— Извольте, расскажу! Я из этого тайны не делаю, да и нельзя делать тайны из проявлений Божественной силы и благости. К тому же и касается вся эта история больше отца Амвросия, чем меня, многогрешного... Немощь нашу вы уже изволили видеть. Со дня моего поступления в здешний приход я уже успел, по милости Божией, кой-что восстановить, кое-что поисправить. Но когда я сюда приехал, меня оторопь взяла — что мне тут делать? Жить не в чем, служить не в чем. Дом — старый-престарый; церковь, пойдешь служить, того и гляди — самого задавит. Доходов почти никаких... Прихожане удалены и от храма и от причта. Народ бедный; самим в пору еле прокормиться... Что мне было тут делать?! Священник я в то время был молодой, неопытный, к тому и здоровьем был очень слаб, кровью кашлял. Матушка моя была сирота бедная, без всякого приданого. Поддержки, стало быть, ни оттуда, ни отсюда не было, а на руках у меня еще были младшие братья. Оставалось бежать. Так я и замыслил.
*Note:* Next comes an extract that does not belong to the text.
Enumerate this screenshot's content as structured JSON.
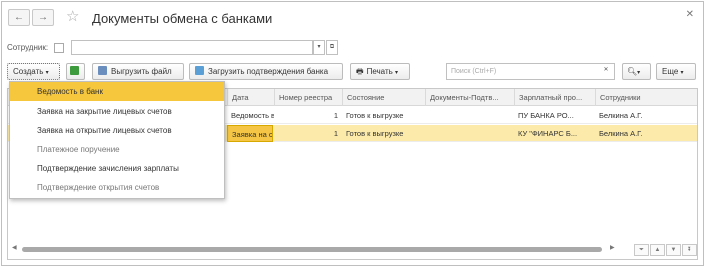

На ту пору велика была слава отца Амвросия. Пустынь Оптинская от нас верстах в шестидесяти. Как-то по лету — ночь бессонная — взгомозился я от думушек... Ни свет ни заря, котомку за плечи да и пошел к нему отмахивать за благословением уходить мне из прихода. Часа в четыре дня я уже был в Оптиной. Батюшка меня не знал ни по виду, ни по слуху. Прихожу в его келью, а уже народу там — тьмы: дожидают выхода батюшки. Стал и я в сторонке дожидаться. Смотрю — он выходит да прямо меня через всех и манит к себе:
— Ты, иерей, что там такое задумал? Приход бросать? А? Ты знаешь, Кто иереев-то ставит? А ты бросать?! Храм, вишь, у него стар, заваливаться стал! А ты строй новый, да большой каменный, да теплый, да полы в нем чтоб были деревянные: больных привозить будут, так им чтоб тепло было. Ступай, иерей, домой, ступай да дурь-то из головы выкинь!... Помни: храм-то, храм-то строй, как я тебе сказываю. Ступай, иерей. Бог тебя благословит!
А на мне никакого и знака-то иерейского не было. Я слова не мог вымолвить.
Пошел я домой тут же. Иду да думаю: что же это такое? Мне строить каменный храм? С голоду дома чуть не умираешь, а тут храм строить! Ловко утешает, нечего сказать!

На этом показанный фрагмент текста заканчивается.